That is not an answer, but another presumption. The source would be something specific, like nandrolone precursor, or vitamins/supplements contaminated during manufacture, or consumption of edible parts of intact boar, or beef injected with nandrolone.
Out here in the real world, outside the artificial context created by WADA for anti-doping, it is impossible to conclude she intentionally doped with a banned product for performance enhancing reasons without first establishing the source was a banned product.
I think it is you who does not understand how this arbitration proceeding worked.
She did rebut the presumption, but the CAS subjectively ruled that her rebuttal didn't meet the required standard, lacking necessary "specific and concrete elements". This is well known to be a difficult proof to provide.

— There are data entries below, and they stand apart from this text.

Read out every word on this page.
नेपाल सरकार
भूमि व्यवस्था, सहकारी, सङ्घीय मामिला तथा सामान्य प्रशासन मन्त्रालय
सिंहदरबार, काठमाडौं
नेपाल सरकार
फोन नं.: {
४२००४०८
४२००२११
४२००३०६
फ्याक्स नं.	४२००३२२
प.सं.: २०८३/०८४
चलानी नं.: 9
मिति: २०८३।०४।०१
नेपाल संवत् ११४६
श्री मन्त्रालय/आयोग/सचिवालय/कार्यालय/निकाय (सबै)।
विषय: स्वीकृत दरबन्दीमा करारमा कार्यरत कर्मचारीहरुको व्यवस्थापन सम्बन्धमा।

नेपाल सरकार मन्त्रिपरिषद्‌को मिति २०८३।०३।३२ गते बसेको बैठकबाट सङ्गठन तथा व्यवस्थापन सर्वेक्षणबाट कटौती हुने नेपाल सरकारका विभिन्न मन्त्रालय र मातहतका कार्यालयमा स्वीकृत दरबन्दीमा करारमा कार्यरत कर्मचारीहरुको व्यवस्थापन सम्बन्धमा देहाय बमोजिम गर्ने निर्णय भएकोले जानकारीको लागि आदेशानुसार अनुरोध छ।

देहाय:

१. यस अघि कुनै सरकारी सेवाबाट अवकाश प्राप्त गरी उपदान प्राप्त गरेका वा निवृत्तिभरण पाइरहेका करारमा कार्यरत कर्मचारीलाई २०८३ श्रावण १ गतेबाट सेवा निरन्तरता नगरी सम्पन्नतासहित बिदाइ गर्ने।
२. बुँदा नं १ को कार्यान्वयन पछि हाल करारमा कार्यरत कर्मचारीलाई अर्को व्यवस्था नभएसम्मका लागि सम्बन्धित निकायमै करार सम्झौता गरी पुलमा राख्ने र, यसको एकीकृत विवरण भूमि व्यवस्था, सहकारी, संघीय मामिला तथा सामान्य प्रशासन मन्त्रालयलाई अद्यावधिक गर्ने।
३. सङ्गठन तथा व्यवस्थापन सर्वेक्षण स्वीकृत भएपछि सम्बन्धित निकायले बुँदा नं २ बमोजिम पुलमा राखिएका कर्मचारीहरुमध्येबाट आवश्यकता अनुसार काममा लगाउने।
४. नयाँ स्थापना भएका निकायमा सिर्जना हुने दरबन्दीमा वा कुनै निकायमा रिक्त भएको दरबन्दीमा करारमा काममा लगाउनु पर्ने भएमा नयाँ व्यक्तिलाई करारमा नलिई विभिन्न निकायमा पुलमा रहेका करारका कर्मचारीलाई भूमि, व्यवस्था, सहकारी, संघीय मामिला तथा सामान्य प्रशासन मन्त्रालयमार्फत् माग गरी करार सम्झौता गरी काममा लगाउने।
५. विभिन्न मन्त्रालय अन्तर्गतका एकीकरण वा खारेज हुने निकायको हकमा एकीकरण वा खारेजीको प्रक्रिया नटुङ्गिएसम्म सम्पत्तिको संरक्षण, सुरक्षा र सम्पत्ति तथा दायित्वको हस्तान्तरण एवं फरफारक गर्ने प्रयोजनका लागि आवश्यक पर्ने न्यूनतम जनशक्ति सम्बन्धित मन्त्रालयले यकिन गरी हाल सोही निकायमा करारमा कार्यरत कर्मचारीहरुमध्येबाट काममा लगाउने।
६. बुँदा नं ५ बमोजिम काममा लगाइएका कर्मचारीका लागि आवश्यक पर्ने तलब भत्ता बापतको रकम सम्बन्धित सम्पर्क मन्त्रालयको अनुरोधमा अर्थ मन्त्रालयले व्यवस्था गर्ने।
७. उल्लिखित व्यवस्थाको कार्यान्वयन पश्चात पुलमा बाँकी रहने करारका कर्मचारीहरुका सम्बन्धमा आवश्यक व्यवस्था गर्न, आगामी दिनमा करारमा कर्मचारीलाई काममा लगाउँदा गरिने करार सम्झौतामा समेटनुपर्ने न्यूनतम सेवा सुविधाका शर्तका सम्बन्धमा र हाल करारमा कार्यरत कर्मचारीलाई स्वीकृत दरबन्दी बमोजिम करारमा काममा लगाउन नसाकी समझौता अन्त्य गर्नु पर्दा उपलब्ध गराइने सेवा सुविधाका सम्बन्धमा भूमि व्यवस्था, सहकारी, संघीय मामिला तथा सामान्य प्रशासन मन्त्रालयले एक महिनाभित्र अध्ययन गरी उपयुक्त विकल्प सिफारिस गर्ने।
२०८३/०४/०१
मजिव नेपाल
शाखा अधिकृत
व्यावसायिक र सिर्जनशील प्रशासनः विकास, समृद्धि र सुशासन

My expressed opinions about the injustice of cases like Houlihan's is narrowly limited to cases consistent with accidental ingestion, e.g. from eating meat known to contain banned substances. Houlihan's low values and CIR in the endogenous range, are consistent with ingestion of intact boar, creating an ambiguity that cannot be resolved by arguments based on national statistics, or presumptions of guilt until proven innocent. But if, for example, her result was 300 ng/ml (twice the amount Prof. Ayotte published in the literature), and/or the CIR was -27‰, clearly exogenous, these would not be consistent with ingestion of pork.
Note that anti-doping bodies were always able to punish athletes for unintentional doping. If Houlihan had established non-intent, she would still be looking at a 2-year ban. This is what routinely happened before 2015. In order to eliminate the ban, she would have had to establish no (significant) fault or negligence.
"Strict liability" in anti-doping means that the athlete will be found to have violated rules, regardless of fault, negligence, intent, or knowledge. The athlete is responsible not only for their own conduct, but also the conduct of others they choose to associate with, e.g. spouse, coach, staff, in cases of sabotage, and apparently the complete supply chain of all the meat they eat and supplements/vitamins they take.
Even if an athlete is able to prove no-fault, no-negligence, non-intent, and lack of knowledge, they will not be acquitted -- it is still considered a rule violation. This is explicit in the Code. The next violation will be considered the second one. What happens is that the sanction for the guilty verdict can be reduced or eliminated, but it still counts as a first strike. They also cannot recover lost time served under a suspension, lost prizes and sponsorship, and legal, investigative, and scientific expenses.